As previously reported by The Dallas Express, Frisco ISD’s board of trustees unanimously voted last Monday to require students to use multi-occupancy bathrooms corresponding to their assigned gender at birth.
However, individual accommodations would continue to be made on a case-by-case basis. The district also added more titles to its list of library materials deemed inappropriate for students.
In its complaint against the district, the ACLU of Texas claimed the new bathroom rules, even with its exceptions and accommodations, “violate Title IX [by excluding] transgender students from sex-segregated facilities that align with their gender identities.”
“The U.S. Department of Education’s Office for Civil Rights (OCR) has stated that public school districts cannot discriminate against transgender students by denying them access to multi-user restrooms that align with their gender identities, and OCR has already opened investigations into school districts in Texas that violate Title IX in this way,” read the complaint.
The same night that Frisco ISD’s school board met and adopted the new policy, Keller ISD’s board of trustees also convened and updated the criteria by which it judges what literary materials students can access at school.
The school board adopted content guidelines in late August that regulate students’ exposure at various grade levels to potentially controversial topics through library books and instructional resources.
Last Monday’s amendment to the guidelines added “gender fluidity” to the list of topics deemed inappropriate for all grade levels, alongside “sexually explicit content” and “illustrations or descriptions of nude intimate body parts.”
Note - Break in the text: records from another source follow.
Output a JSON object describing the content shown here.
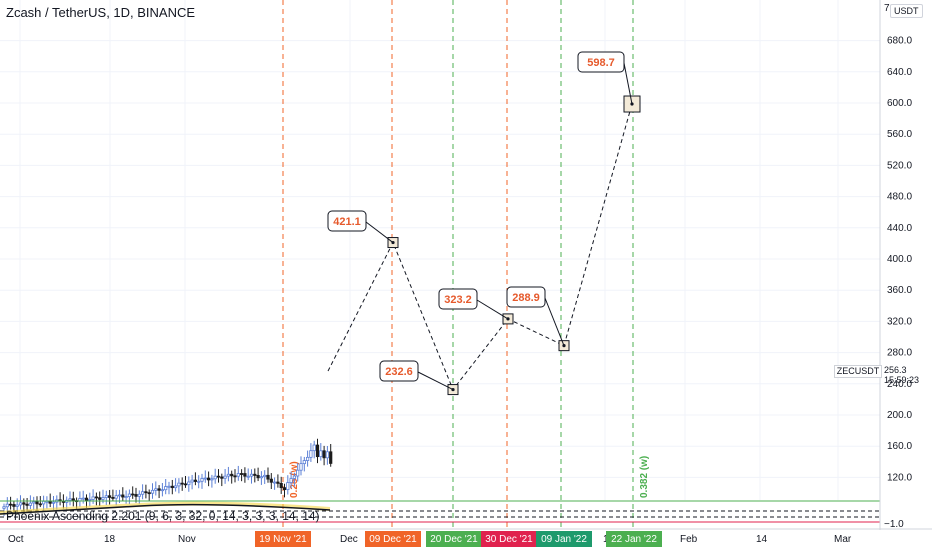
{
  "header": {
    "title": "Zcash / TetherUS, 1D, BINANCE",
    "currency_badge": "USDT",
    "corner_glyph": "7"
  },
  "indicator": {
    "label": "Phoenix Ascending 2.201 (9, 6, 3, 32, 0, 14, 3, 3, 3, 14, 14)"
  },
  "price_axis": {
    "ticks": [
      "680.0",
      "640.0",
      "600.0",
      "560.0",
      "520.0",
      "480.0",
      "440.0",
      "400.0",
      "360.0",
      "320.0",
      "280.0",
      "240.0",
      "200.0",
      "160.0",
      "120.0"
    ],
    "indicator_tick": "−1.0",
    "symbol": "ZECUSDT",
    "last_price": "256.3",
    "countdown": "15:59:23"
  },
  "time_axis": {
    "labels": [
      "Oct",
      "18",
      "Nov",
      "Dec",
      "1",
      "Feb",
      "14",
      "Mar"
    ],
    "markers": [
      {
        "text": "19 Nov '21",
        "color": "#f06428"
      },
      {
        "text": "09 Dec '21",
        "color": "#f06428"
      },
      {
        "text": "20 Dec '21",
        "color": "#4caf50"
      },
      {
        "text": "30 Dec '21",
        "color": "#e0224e"
      },
      {
        "text": "09 Jan '22",
        "color": "#1e9a6c"
      },
      {
        "text": "22 Jan '22",
        "color": "#4caf50"
      }
    ]
  },
  "fib_labels": {
    "left": "0.25 (w)",
    "right": "0.382 (w)"
  },
  "chart_data": {
    "type": "candlestick",
    "title": "Zcash / TetherUS, 1D, BINANCE",
    "y_range": [
      80,
      700
    ],
    "projection_points": [
      {
        "value": 421.1,
        "label": "421.1"
      },
      {
        "value": 232.6,
        "label": "232.6"
      },
      {
        "value": 323.2,
        "label": "323.2"
      },
      {
        "value": 288.9,
        "label": "288.9"
      },
      {
        "value": 598.7,
        "label": "598.7"
      }
    ],
    "last_price": 256.3
  },
  "colors": {
    "orange": "#f06428",
    "green": "#4caf50",
    "red": "#e0224e",
    "label_text": "#e65a2c",
    "candle_up": "#5b7fd6",
    "candle_down": "#1c1c1c",
    "grid": "#f0f3fa",
    "axis_text": "#131722"
  }
}
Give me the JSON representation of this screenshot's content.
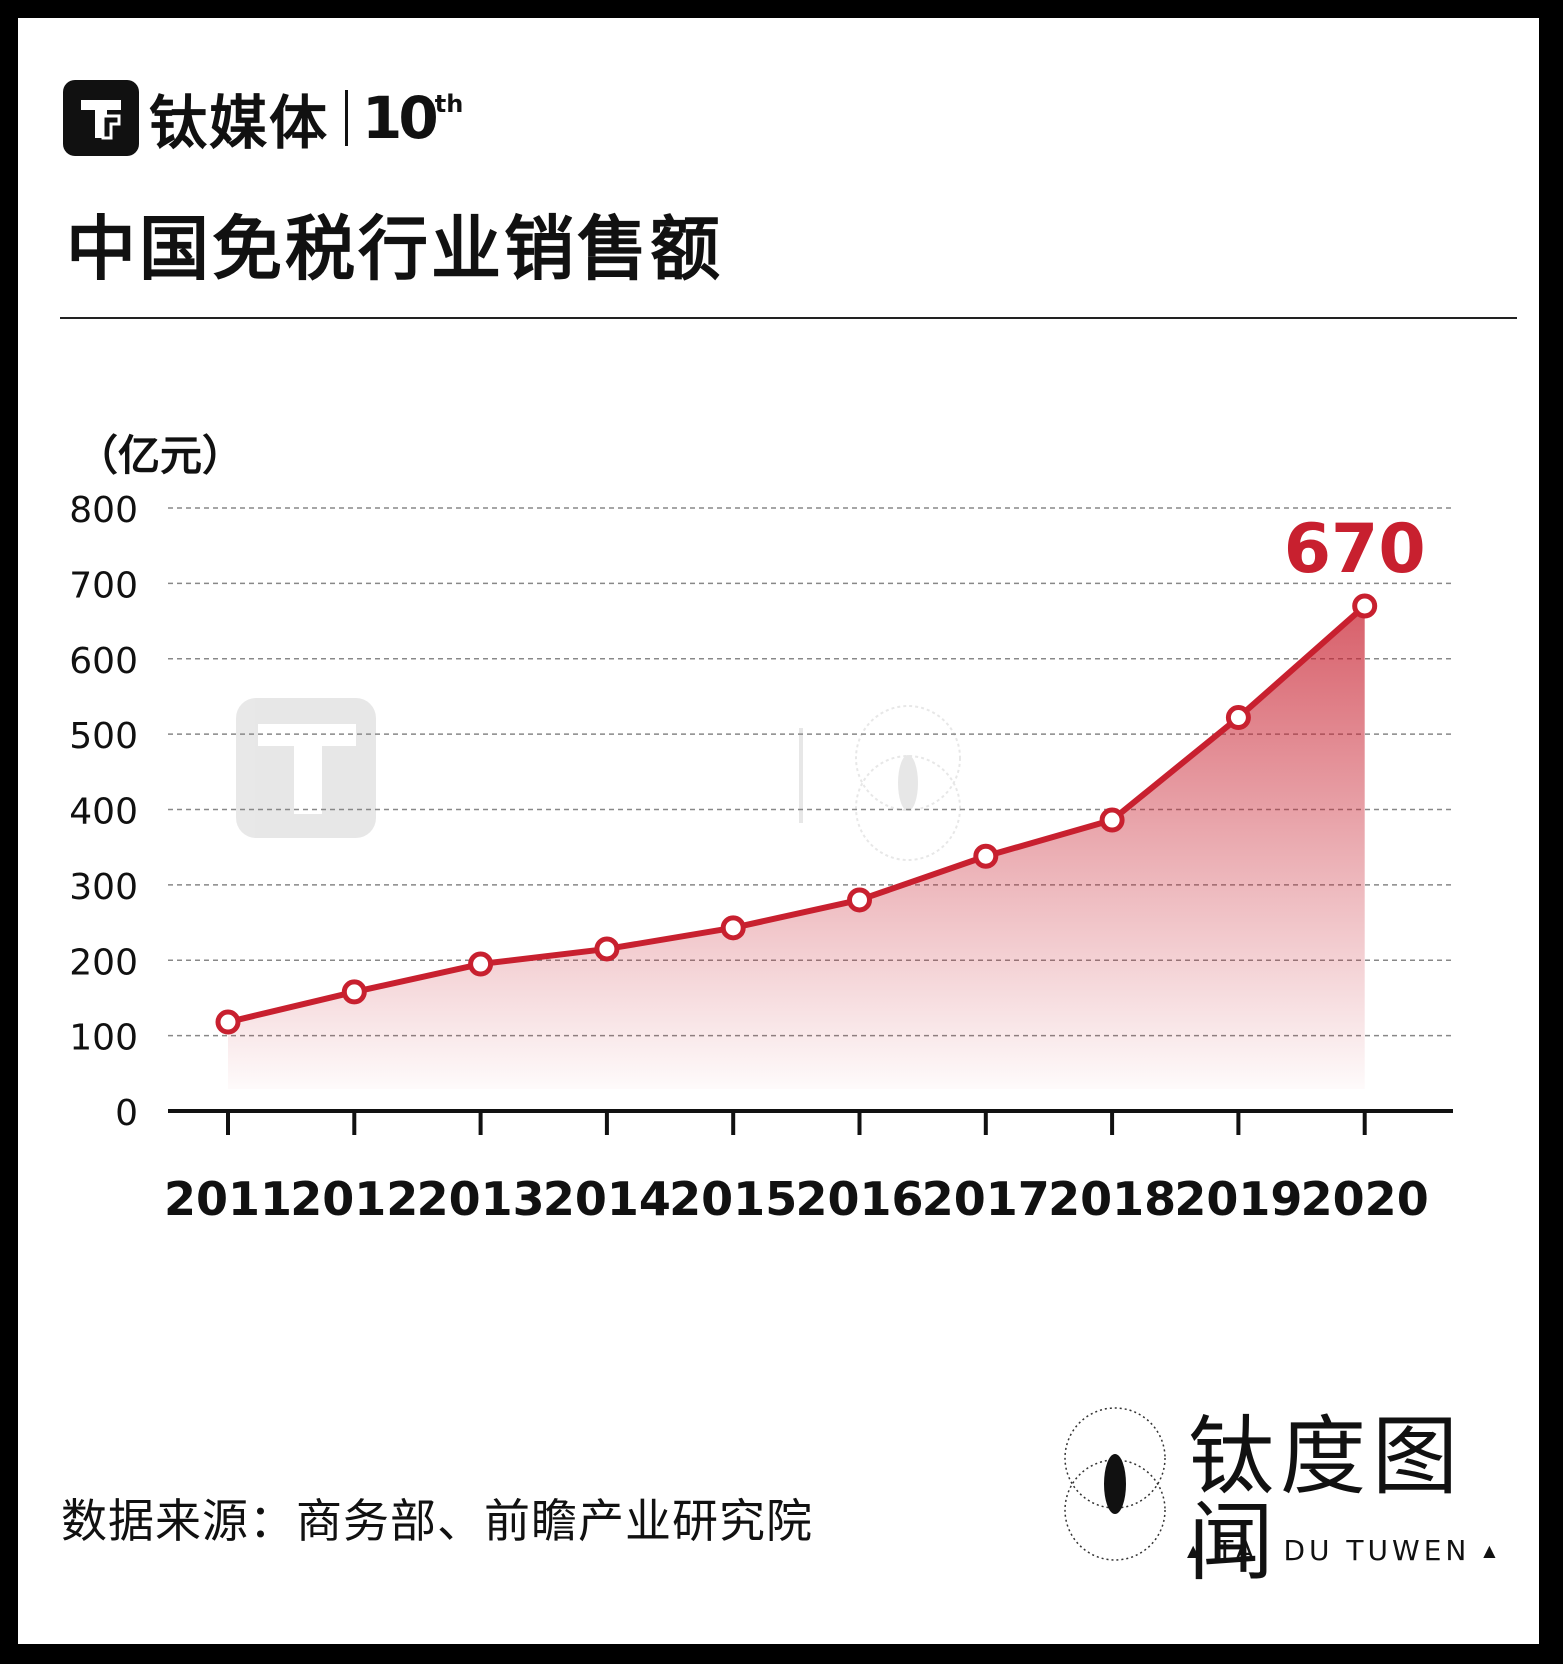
{
  "brand": {
    "name": "钛媒体",
    "anniversary_number": "10",
    "anniversary_suffix": "th"
  },
  "title": "中国免税行业销售额",
  "unit_label": "（亿元）",
  "source": "数据来源：商务部、前瞻产业研究院",
  "footer_logo": {
    "name": "钛度图闻",
    "subtitle": "TAI DU TUWEN"
  },
  "colors": {
    "line": "#c8202f",
    "area": "#c8202f",
    "highlight_label": "#c8202f",
    "axis": "#111111",
    "grid": "#888888"
  },
  "chart_data": {
    "type": "area",
    "title": "中国免税行业销售额",
    "ylabel": "（亿元）",
    "xlabel": "",
    "ylim": [
      0,
      800
    ],
    "yticks": [
      0,
      100,
      200,
      300,
      400,
      500,
      600,
      700,
      800
    ],
    "grid": true,
    "categories": [
      "2011",
      "2012",
      "2013",
      "2014",
      "2015",
      "2016",
      "2017",
      "2018",
      "2019",
      "2020"
    ],
    "series": [
      {
        "values": [
          118,
          158,
          195,
          215,
          243,
          280,
          338,
          386,
          522,
          670
        ]
      }
    ],
    "annotations": [
      {
        "category": "2020",
        "text": "670"
      }
    ]
  }
}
In its complaint against Keller ISD, the ACLU of Texas accused the district of trying to “suppress, in Keller ISD libraries, all access to information that it is possible for a person to be transgender or non-binary. In other words, the policy attempts to erase the existence of transgender and non-binary individuals. In its broad and vague wording, it threatens to similarly erase the existence of intersex individuals as well.”
Still, much of the movement on such issues in North Texas school districts seems animated by district parents and activists who have become increasingly involved in school board politics and policy in recent years.
Some board meetings end up somewhat contentious, with several dozens, sometimes more than 100 community speakers weighing in on potential board actions.
Speaking last Monday against Frisco ISD’s proposed bathroom policy, district parent Ellie Patel claimed a recent study revealed that 75% of transgender youth felt unsafe at school and that “discriminatory” bathroom policies further marginalize and stigmatize them.
“They need to be accepted and treated with respect and kindness,” she said. “No one should be a second-class citizen.”
At the Keller ISD board meeting last Monday, Daniel Moore, an American history professor, voiced his support for adding “gender fluidity” to the content guideline. He stated, “The less than 1% [of students] who do identify as this [gender fluid] deserve our empathy and respect.”
“But the 99% of kids who do not, should not be groomed into understanding that this is a normal condition when this is, in fact, less than 1% [of students],” Moore concluded.